Il n’y a aujour­d’hui plus de doute sur le fait que les prin­ci­pales majors pétrolières ont très tôt iden­ti­fié puis caché l’im­pact de leurs activ­ités sur le cli­mat. Le Français Total était par exem­ple au courant dès 1971 comme l’a con­fir­mé une étude récente. Mais les élé­ments con­cer­nant la prise de con­science des poli­tiques sont moins con­nus. À ce titre, le doc­u­ment déter­ré par le Guardian est pré­cieux puisqu’il démon­tre que le prési­dent de la pre­mière puis­sance émet­trice de CO2 aurait pu s’en saisir dès l’été 1977. Le texte, d’une seule page, a en effet été lu par Jim­my Carter sept mois après sa prise de fonc­tion, comme l’at­teste la men­tion « le prési­dent a vu » tam­pon­née sur en-tête. Rédigée par son prin­ci­pal con­seiller sci­en­tifique, le géo­physi­cien Frank Press, elle porte le titre annon­ci­a­teur de « Émis­sions de CO2 fos­siles et pos­si­bil­ité d’un change­ment cli­ma­tique cat­a­strophique ». La suite se lit avec effroi tant les événe­ments décrits sont aujour­d’hui d’ac­tu­al­ité.

Le début de la note déter­rée par The Guardian, où l’on devine le tam­pon « The pres­i­dent has seen » (« Le prési­dent a vu »).

Pour com­mencer, Frank Press y détaille la hausse « expo­nen­tielle » de la com­bus­tion d’én­ergie fos­sile qui a déjà entraîné à l’époque une aug­men­ta­tion inédite du car­bone dans l’at­mo­sphère. « En rai­son de l’ef­fet de serre du CO2, sa con­cen­tra­tion en hausse induira un réchauf­fe­ment cli­ma­tique de 0,5 à 5°C » par rap­port à l’ère pré-indus­trielle, prévient-il. « L’ef­fet poten­tiel sur l’en­vi­ron­nement d’une fluc­tu­a­tion cli­ma­tique d’une telle rapid­ité pour­rait être cat­a­strophique », ajoute-t-il, prédis­ant en par­ti­c­uli­er « de larges pertes de récolte à une époque où la hausse de la pop­u­la­tion mon­di­ale pousse déjà l’a­gri­cul­ture à ses lim­ites ». L’avenir lui don­nera rai­son.

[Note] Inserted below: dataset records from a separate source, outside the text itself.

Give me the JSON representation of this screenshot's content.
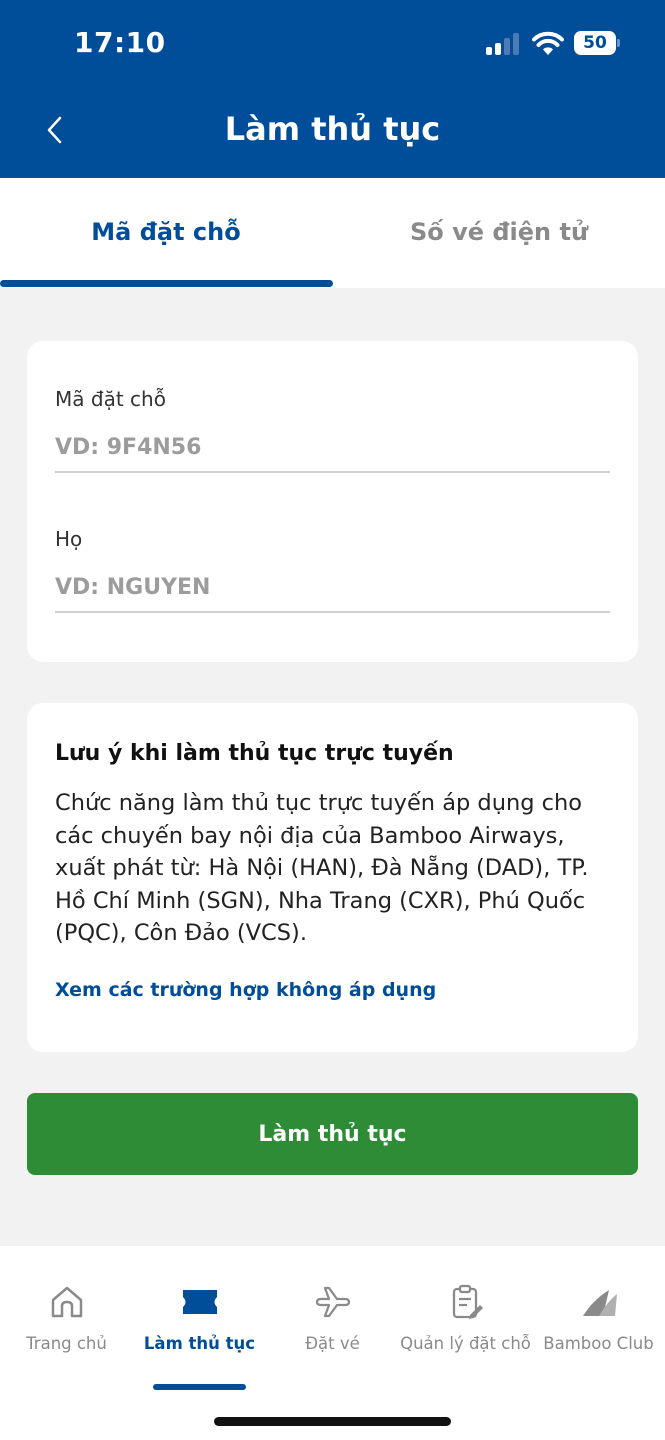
{
  "status_bar": {
    "time": "17:10",
    "battery": "50"
  },
  "header": {
    "title": "Làm thủ tục"
  },
  "tabs": [
    {
      "label": "Mã đặt chỗ",
      "active": true
    },
    {
      "label": "Số vé điện tử",
      "active": false
    }
  ],
  "form": {
    "booking_code": {
      "label": "Mã đặt chỗ",
      "placeholder": "VD: 9F4N56",
      "value": ""
    },
    "last_name": {
      "label": "Họ",
      "placeholder": "VD: NGUYEN",
      "value": ""
    }
  },
  "notice": {
    "title": "Lưu ý khi làm thủ tục trực tuyến",
    "body": "Chức năng làm thủ tục trực tuyến áp dụng cho các chuyến bay nội địa của Bamboo Airways, xuất phát từ: Hà Nội (HAN), Đà Nẵng (DAD), TP. Hồ Chí Minh (SGN), Nha Trang (CXR), Phú Quốc (PQC), Côn Đảo (VCS).",
    "link": "Xem các trường hợp không áp dụng"
  },
  "submit_button": "Làm thủ tục",
  "bottom_nav": [
    {
      "label": "Trang chủ",
      "icon": "home-icon",
      "active": false
    },
    {
      "label": "Làm thủ tục",
      "icon": "ticket-icon",
      "active": true
    },
    {
      "label": "Đặt vé",
      "icon": "plane-icon",
      "active": false
    },
    {
      "label": "Quản lý đặt chỗ",
      "icon": "clipboard-edit-icon",
      "active": false
    },
    {
      "label": "Bamboo Club",
      "icon": "bamboo-club-icon",
      "active": false
    }
  ],
  "colors": {
    "brand_blue": "#004d99",
    "action_green": "#2e8b36",
    "background": "#f2f2f2"
  }
}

Pour Frank Press, « l’ur­gence du prob­lème vient de notre inca­pac­ité à pass­er à des sources d’én­er­gies non fos­siles une fois que les effets cli­ma­tiques devien­dront évi­dents, peu après les années 2000 ». Une fois de plus, il a eu rai­son, comme en témoigne l’ac­céléra­tion des épisodes extrêmes de pluie, de chaleur ou de vent. Dans le même temps, les éner­gies renou­ve­lables ne parvi­en­nent tou­jours pas à sup­planter les éner­gies fos­siles tant la con­som­ma­tion énergé­tique aug­mente (Vert). À l’époque, Frank Press craig­nait d’ailleurs que « la sit­u­a­tion [ne soit] hors de con­trôle avant que les sources d’én­er­gies alter­na­tives et autres actions cor­rec­tives devi­en­nent effec­tives ».

Le Guardian racon­te, enfin, que cette note au con­tenu explosif est arrivée sur le bureau de Jim­my Carter accom­pa­g­née d’un papi­er volant écrit par Jim Schlesinger, son pre­mier secré­taire à l’Énergie. Celui-ci indique : « mon opin­ion est que les impli­ca­tions poli­tiques de ce prob­lème sont encore trop incer­taines pour jus­tici­er l’im­pli­ca­tion prési­den­tielle et des ini­tia­tives poli­tiques ». La suite, on la con­naît.